If you are like most IT executives in the global 2000 today (or any CxO for that matter), chances are that you have been “diving for dollars” in search of hard, soft or any flavor of savings to contribute towards the overall cause. In fact, you have probably also been handed your second or third cost cutting challenge in the past 12 months. As one IT executive commented, “we are beyond the bone and attacking the marrow at this point.”


As the economy reels from the alleged recession, IT organizations around the world have been looking for innovative ways to reduce their cost by reducing fixed and variable labor, material, and overhead-related expenses. But the strategy and tactics used vary across the board. Based on our experience, we've seen companies pursue cost reduction haphazardly, with short-term payoffs quickly offset by loss of business functionality or higher costs downstream.


Another observation is these tactics are often not sustainable, resulting in trimming muscle rather than fat, creating a quandary for executives to not only meet these tough challenges, but also simultaneously attack the root cause of the problem.
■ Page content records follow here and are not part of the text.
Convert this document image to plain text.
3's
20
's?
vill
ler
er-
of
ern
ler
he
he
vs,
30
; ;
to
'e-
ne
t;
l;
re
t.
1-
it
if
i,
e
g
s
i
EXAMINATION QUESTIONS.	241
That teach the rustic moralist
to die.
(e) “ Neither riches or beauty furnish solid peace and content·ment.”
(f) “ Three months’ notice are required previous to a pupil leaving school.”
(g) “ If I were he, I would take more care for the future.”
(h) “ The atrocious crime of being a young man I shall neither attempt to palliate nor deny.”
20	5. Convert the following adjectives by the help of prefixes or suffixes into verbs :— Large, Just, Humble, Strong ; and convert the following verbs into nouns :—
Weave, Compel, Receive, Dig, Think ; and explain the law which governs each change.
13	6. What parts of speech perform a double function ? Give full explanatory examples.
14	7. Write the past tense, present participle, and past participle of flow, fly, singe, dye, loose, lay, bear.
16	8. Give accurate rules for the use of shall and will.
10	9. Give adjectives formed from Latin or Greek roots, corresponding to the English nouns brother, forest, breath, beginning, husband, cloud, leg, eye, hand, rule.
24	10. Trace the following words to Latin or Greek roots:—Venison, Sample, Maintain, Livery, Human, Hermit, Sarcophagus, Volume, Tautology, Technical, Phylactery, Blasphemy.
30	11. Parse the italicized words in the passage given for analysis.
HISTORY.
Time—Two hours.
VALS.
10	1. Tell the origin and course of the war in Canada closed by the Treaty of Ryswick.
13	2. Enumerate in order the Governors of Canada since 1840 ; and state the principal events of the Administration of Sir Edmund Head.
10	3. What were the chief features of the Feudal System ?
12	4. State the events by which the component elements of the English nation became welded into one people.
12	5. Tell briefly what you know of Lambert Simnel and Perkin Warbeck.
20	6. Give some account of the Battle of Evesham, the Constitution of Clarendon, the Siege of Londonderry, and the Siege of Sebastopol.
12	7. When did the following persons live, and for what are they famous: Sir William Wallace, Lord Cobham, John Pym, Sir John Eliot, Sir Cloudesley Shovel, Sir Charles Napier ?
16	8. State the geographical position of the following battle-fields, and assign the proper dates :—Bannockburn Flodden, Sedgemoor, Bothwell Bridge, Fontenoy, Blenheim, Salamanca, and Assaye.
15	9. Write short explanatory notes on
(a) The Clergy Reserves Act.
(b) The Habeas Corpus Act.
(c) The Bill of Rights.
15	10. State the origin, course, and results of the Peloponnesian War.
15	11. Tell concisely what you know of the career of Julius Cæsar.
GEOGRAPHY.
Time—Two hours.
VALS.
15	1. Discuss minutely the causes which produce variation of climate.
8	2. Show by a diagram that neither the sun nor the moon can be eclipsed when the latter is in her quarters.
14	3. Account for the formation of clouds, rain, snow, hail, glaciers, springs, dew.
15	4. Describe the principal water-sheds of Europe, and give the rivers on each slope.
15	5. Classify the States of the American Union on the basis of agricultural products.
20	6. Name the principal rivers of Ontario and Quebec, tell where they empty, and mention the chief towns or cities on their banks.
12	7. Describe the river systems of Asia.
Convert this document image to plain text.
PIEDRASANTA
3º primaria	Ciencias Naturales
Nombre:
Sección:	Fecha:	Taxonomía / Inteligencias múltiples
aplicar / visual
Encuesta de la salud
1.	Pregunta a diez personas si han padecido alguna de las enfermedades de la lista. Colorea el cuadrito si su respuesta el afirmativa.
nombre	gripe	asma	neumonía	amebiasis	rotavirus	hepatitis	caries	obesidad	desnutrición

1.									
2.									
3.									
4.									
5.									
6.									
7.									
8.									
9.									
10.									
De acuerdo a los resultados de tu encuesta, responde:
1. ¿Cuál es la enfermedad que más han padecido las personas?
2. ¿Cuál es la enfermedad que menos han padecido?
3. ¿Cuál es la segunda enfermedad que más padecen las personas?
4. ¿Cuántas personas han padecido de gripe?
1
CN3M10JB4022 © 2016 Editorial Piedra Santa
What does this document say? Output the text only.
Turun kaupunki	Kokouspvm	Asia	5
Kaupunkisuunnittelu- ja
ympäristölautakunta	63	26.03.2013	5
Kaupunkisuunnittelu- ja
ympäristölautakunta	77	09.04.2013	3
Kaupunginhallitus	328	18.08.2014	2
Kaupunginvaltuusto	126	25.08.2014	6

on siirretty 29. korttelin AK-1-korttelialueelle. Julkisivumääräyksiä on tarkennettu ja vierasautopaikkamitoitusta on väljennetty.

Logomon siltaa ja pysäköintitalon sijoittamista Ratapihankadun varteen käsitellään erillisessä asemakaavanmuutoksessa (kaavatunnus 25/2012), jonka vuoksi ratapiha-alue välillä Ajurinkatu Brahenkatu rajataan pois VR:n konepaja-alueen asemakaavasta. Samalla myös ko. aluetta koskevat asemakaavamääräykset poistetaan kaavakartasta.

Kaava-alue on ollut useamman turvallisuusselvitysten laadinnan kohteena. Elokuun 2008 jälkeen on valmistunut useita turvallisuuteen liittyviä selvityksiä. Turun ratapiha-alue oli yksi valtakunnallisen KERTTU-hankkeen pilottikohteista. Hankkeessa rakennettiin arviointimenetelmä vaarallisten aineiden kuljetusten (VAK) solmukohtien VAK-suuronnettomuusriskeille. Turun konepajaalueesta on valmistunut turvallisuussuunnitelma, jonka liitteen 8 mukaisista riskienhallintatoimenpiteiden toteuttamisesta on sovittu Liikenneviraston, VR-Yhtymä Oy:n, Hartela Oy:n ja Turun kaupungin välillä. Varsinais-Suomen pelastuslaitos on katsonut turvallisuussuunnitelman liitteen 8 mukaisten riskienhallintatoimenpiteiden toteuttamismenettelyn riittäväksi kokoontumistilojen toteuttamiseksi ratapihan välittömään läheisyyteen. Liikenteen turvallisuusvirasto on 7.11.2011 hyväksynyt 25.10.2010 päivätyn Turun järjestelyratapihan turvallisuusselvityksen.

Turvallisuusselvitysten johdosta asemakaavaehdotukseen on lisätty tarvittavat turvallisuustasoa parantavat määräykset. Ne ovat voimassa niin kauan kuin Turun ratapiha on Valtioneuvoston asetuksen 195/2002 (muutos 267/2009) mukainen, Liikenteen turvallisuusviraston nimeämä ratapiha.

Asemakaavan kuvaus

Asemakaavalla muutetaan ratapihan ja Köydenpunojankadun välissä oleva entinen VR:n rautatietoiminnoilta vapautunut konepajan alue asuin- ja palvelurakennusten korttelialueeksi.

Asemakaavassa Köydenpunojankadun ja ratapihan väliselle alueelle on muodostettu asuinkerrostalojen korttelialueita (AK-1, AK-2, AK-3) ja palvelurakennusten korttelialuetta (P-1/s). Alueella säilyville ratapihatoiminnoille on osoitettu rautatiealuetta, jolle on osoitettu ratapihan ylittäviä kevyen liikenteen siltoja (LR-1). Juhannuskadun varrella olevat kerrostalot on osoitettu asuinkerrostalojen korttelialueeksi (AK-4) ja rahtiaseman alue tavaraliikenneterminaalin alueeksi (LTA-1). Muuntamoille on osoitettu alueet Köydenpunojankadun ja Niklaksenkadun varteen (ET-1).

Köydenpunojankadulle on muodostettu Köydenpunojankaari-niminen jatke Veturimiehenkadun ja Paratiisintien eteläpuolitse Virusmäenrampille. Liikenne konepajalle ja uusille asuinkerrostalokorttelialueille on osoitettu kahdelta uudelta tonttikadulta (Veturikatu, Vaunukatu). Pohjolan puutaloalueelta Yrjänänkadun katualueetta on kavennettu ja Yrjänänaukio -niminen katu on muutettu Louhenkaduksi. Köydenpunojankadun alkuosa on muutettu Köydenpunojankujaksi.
Unfortunately, the latter typically takes a back seat or never gets addressed at all. If you are facing this situation, perhaps you should consider an unusual suspect: customer demand. Look to the basic laws of economics, or more specifically, a technique called, Demand Shaping.


Demand Shaping


The supply and demand model posits that a market leans toward equilibrium price and quantity of a commodity at the intersection of consumer demand and producer supply. At this point, quantity supplied equals quantity demanded. Given the economy these days, spirited discussions on the supply and demand model are plentiful. But for certain industries such as airlines, hospitality, or consumer products, managing the supply and demand model is just another day at the office. Lets take a closer look to examine this further.


By definition, demand shaping is the influencing of demand to match planned supply. There are two categories of demand: planned and unplanned. Planned demand arises as part of the annual planning process and the corresponding budget for the next financial year. Unplanned demand corresponds to the huge amount of unpredictable work that IT does, which is not contained in well-defined structures.


These include things like change requests, feature requests and bug fixes, which arise from changing business and regulatory environments, changes in strategy, company reorganizations, mergers and acquisitions, insufficiently tested systems, an so on. The challenge, however, is that both planned and unplanned demand surface every day and unless the IT organization is prepared to capture, prioritize and decide alongside its customer, it often reverts back to its supply side comfort zone.


Consequently, the traditional IT business model of managing supply, particularly in a hyper-cost reduction environment, may seem to be an attractive target for cost reduction initiatives. But as organizations exhaust the leaning of their processes, consolidation of physical and virtual environments, and various reductions in workforce, additional sources may not be as palpable.


Improving your organization’s ability to shape demand begins with focusing on three specific management capabilities that at their core establish the much-needed foundation for fact versus emotional decision-making. The basic premise is that the role of IT in demand shaping is to aid customers by providing fact based investment alternatives that deliver the highest business value from its often limited financial and human resources.


Secret Sauce


The three key ingredients needed for continuous demand shaping represent a subset of the foundational capabilities we have identified. Theses capabilities are Strategic & Tactical Governance (decision rights and structures), Portfolio and Program Management (visibility, investment mix and targets) and Approval and Prioritization (decision-making criteria and process). When managed in an integrated fashion, these capabilities can unearth untapped sources of sustainable savings while helping to address the root cause of the problem to boot!


The Strategic and Tactical Governance capability establishes what decisions must be made, the people responsible for making them, and the process used to decide. This capability touches on a broad range of decisions beginning with the most strategic, such as business direction and new product introductions, carrying through to the tactical direction of execution.